By politics.co.uk staff
Michael Gove will have to visit the schools he disappointed with inaccurate information about their building projects following a public apology to the Commons.
The education secretary will travel around the country to say sorry to schools in person for the mistake.
He had to make an apology to the Commons last night after it emerged that a list presented to the House on Monday detailing which schools would have building projects cancelled was inaccurate.
Several schools which thought they had received good news on Monday have now discovered that their building projects have, in fact, been cancelled, prompting spectacular anger from Labour MPs in their area.
Tom Watson stood up to brand Mr Gove a "miserable pipsqueak", a comment the Speaker ordered him to withdraw.
Mr Gove said: "I'm grateful to you and to the whole House for granting me the opportunity to make this statement, and once again to unreservedly apologise."
The apology was for breaching parliamentary etiquette in the way the list was released and for the inaccuracies in it.
Shadow education minister Vernon Coaker said: "The chaos and confusion around this statement was frankly astonishing".
He claimed Mr Gove had had to be dragged to the House "kicking and screaming" to apologise.

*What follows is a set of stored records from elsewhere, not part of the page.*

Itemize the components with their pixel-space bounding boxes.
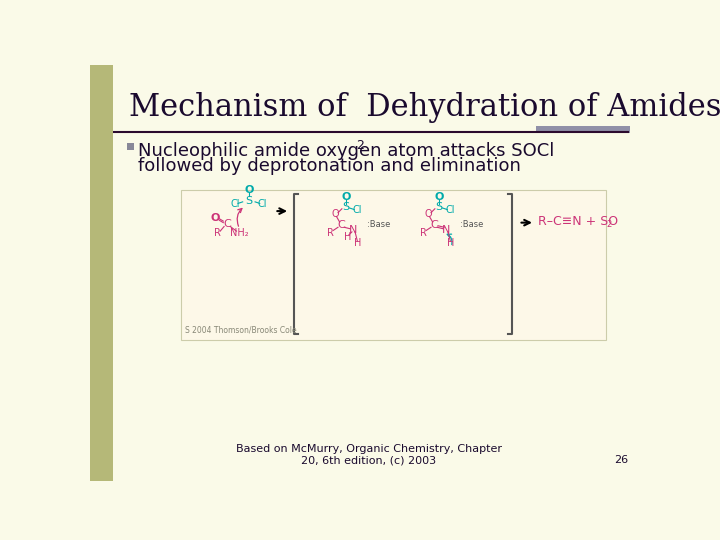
Text: NH₂: NH₂ <box>230 228 249 239</box>
Text: N: N <box>442 225 451 234</box>
Text: R: R <box>420 228 427 238</box>
Text: S: S <box>435 202 442 212</box>
Text: :Base: :Base <box>367 220 391 230</box>
Text: O: O <box>434 192 444 202</box>
Text: R: R <box>327 228 333 238</box>
Text: O: O <box>244 185 253 195</box>
Text: C: C <box>337 220 345 230</box>
Text: O: O <box>331 209 338 219</box>
Text: O: O <box>341 192 351 202</box>
Bar <box>181 190 606 340</box>
Text: S 2004 Thomson/Brooks Cole: S 2004 Thomson/Brooks Cole <box>184 325 296 334</box>
Bar <box>536 126 630 133</box>
Text: Nucleophilic amide oxygen atom attacks SOCl: Nucleophilic amide oxygen atom attacks S… <box>138 142 554 160</box>
Text: R–C≡N + SO: R–C≡N + SO <box>538 215 618 228</box>
Text: H: H <box>343 232 351 242</box>
Bar <box>90 65 113 481</box>
Text: O: O <box>211 213 220 223</box>
Text: C: C <box>431 220 438 230</box>
Text: 2: 2 <box>356 139 364 152</box>
Text: C: C <box>223 219 231 229</box>
Bar <box>127 143 134 150</box>
Text: S: S <box>342 202 349 212</box>
Text: followed by deprotonation and elimination: followed by deprotonation and eliminatio… <box>138 157 521 175</box>
Text: 26: 26 <box>614 455 629 465</box>
FancyArrowPatch shape <box>237 208 242 226</box>
Text: R: R <box>215 228 221 239</box>
Text: Cl: Cl <box>231 199 240 209</box>
Text: Cl: Cl <box>353 205 362 214</box>
Text: Cl: Cl <box>257 199 267 209</box>
Text: 2: 2 <box>606 220 611 229</box>
Text: Based on McMurry, Organic Chemistry, Chapter
20, 6th edition, (c) 2003: Based on McMurry, Organic Chemistry, Cha… <box>236 443 502 465</box>
Text: O: O <box>424 209 432 219</box>
Text: S: S <box>246 196 253 206</box>
FancyArrowPatch shape <box>447 234 452 245</box>
Text: Cl: Cl <box>446 205 455 214</box>
Text: H: H <box>447 239 455 248</box>
Text: :Base: :Base <box>461 220 484 230</box>
Text: Mechanism of  Dehydration of Amides: Mechanism of Dehydration of Amides <box>129 92 720 123</box>
Text: N: N <box>349 225 358 234</box>
Text: H: H <box>354 239 362 248</box>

Earlier in the day there had been some confusion about whether Mr Gove would write to apologise to the Speaker or whether he should apologise in person to the House. Mr Coaker argued the latter option was more suitable and the Speaker agreed.
In a sign of the coalition's embarrassment over the issue, Mr Gove will now travel to individual schools to apologise for the incident.
Nine schools in Sandwell, West Midlands, were affected, as was one in Doncaster, South Yorkshire.
A total of 715 schools hoping for rebuilding under the Building Schools for the Future programme bit the dust under the new government plans.